The economic hardship that teachers and other public sector workers are facing is in stark contrast to the lucrative tax benefits and financial gains enjoyed by Act 60 beneficiaries. Though the Act 60 tax incentives have existed in Puerto Rico since 2012 (then known as Act 20/22), the rise of cryptocurrency, as well as the ongoing debt crisis, has made the island attractive to wealthy foreign investors eager to reap the benefits of these tax exemptions and turn Puerto Rico into a crypto hub. Act 60 provides millions of dollars in tax exemptions to eligible investors and businesses.

These tax exemptions are not available to longtime residents on the island. Economists and studies have indicated that these incentives fail to provide meaningful economic growth in Puerto Rico, instead rapidly accelerating gentrification and displacement of locals in the archipelago.

Norma Perez from Call to Action on Puerto Rico states: “Our coalition intends to show what is happening with our families on the Island. Some of us were displaced because the economic crisis in Puerto Rico started more than 20 years ago.

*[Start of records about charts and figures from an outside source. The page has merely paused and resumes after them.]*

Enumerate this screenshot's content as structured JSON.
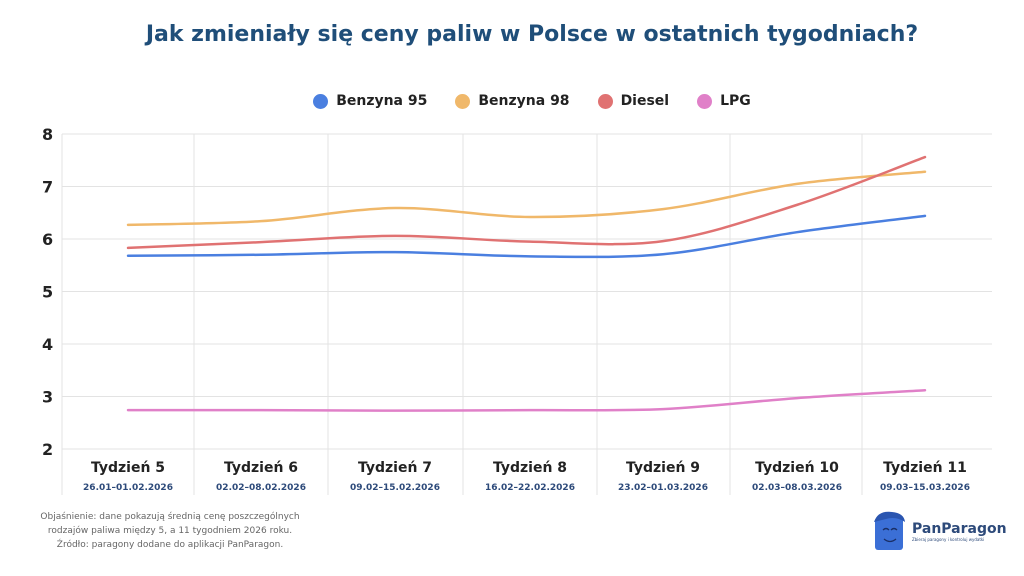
{
  "chart_data": {
    "type": "line",
    "title": "Jak zmieniały się ceny paliw w Polsce w ostatnich tygodniach?",
    "categories": [
      "Tydzień 5",
      "Tydzień 6",
      "Tydzień 7",
      "Tydzień 8",
      "Tydzień 9",
      "Tydzień 10",
      "Tydzień 11"
    ],
    "date_ranges": [
      "26.01–01.02.2026",
      "02.02–08.02.2026",
      "09.02–15.02.2026",
      "16.02–22.02.2026",
      "23.02–01.03.2026",
      "02.03–08.03.2026",
      "09.03–15.03.2026"
    ],
    "ylim": [
      2,
      8
    ],
    "yticks": [
      2,
      3,
      4,
      5,
      6,
      7,
      8
    ],
    "grid": true,
    "legend": "top",
    "series": [
      {
        "name": "Benzyna 95",
        "color": "#4a7fe0",
        "values": [
          5.68,
          5.7,
          5.75,
          5.67,
          5.71,
          6.13,
          6.44
        ]
      },
      {
        "name": "Benzyna 98",
        "color": "#f0b86a",
        "values": [
          6.27,
          6.34,
          6.59,
          6.42,
          6.57,
          7.05,
          7.28
        ]
      },
      {
        "name": "Diesel",
        "color": "#e07272",
        "values": [
          5.83,
          5.94,
          6.06,
          5.95,
          5.96,
          6.65,
          7.56
        ]
      },
      {
        "name": "LPG",
        "color": "#e080c8",
        "values": [
          2.74,
          2.74,
          2.73,
          2.74,
          2.76,
          2.97,
          3.12
        ]
      }
    ]
  },
  "footnote": [
    "Objaśnienie: dane pokazują średnią cenę poszczególnych",
    "rodzajów paliwa między 5, a 11 tygodniem 2026 roku.",
    "Źródło: paragony dodane do aplikacji PanParagon."
  ],
  "logo": {
    "brand": "PanParagon",
    "tagline": "Zbieraj paragony i kontroluj wydatki"
  }
}
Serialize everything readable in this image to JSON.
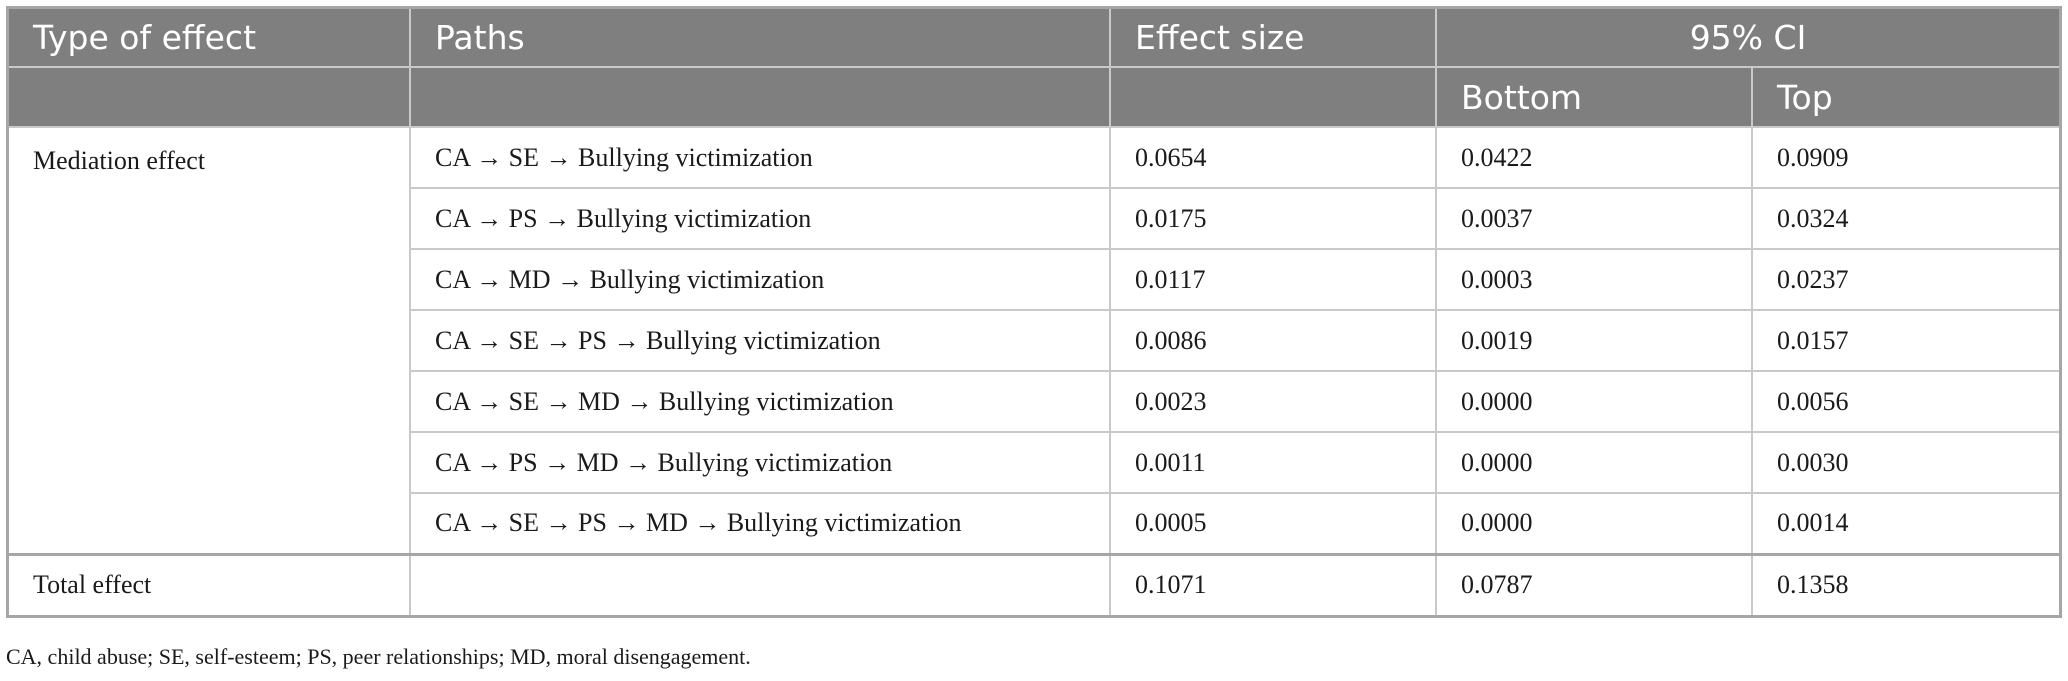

With these laws, more Puerto Ricans will be expelled.”

Cyn Rodriguez, spokesperson from Colectiva Solidaridad, highlights that Puerto Ricans, both in the Diaspora and on the archipelago, are ready and mobilized against the tide of Act 60 beneficiaries and in support of workers: “While the Puerto Rican government is intent on selling the island to the highest bidder, we recognize that the stakes are too high. We’re going to lose Puerto Rico if we don’t repeal these Act 60 tax benefits.

“It is time for Puerto Rican anti-imperialist organizations (both on the Island and in the Diaspora) to mount an aggressive campaign to repeal the tax benefits, return lands to the Puerto Rican people and fight for the independence of Puerto Rico!”

Puerto Rico is not for sale! Independence for Puerto Rico!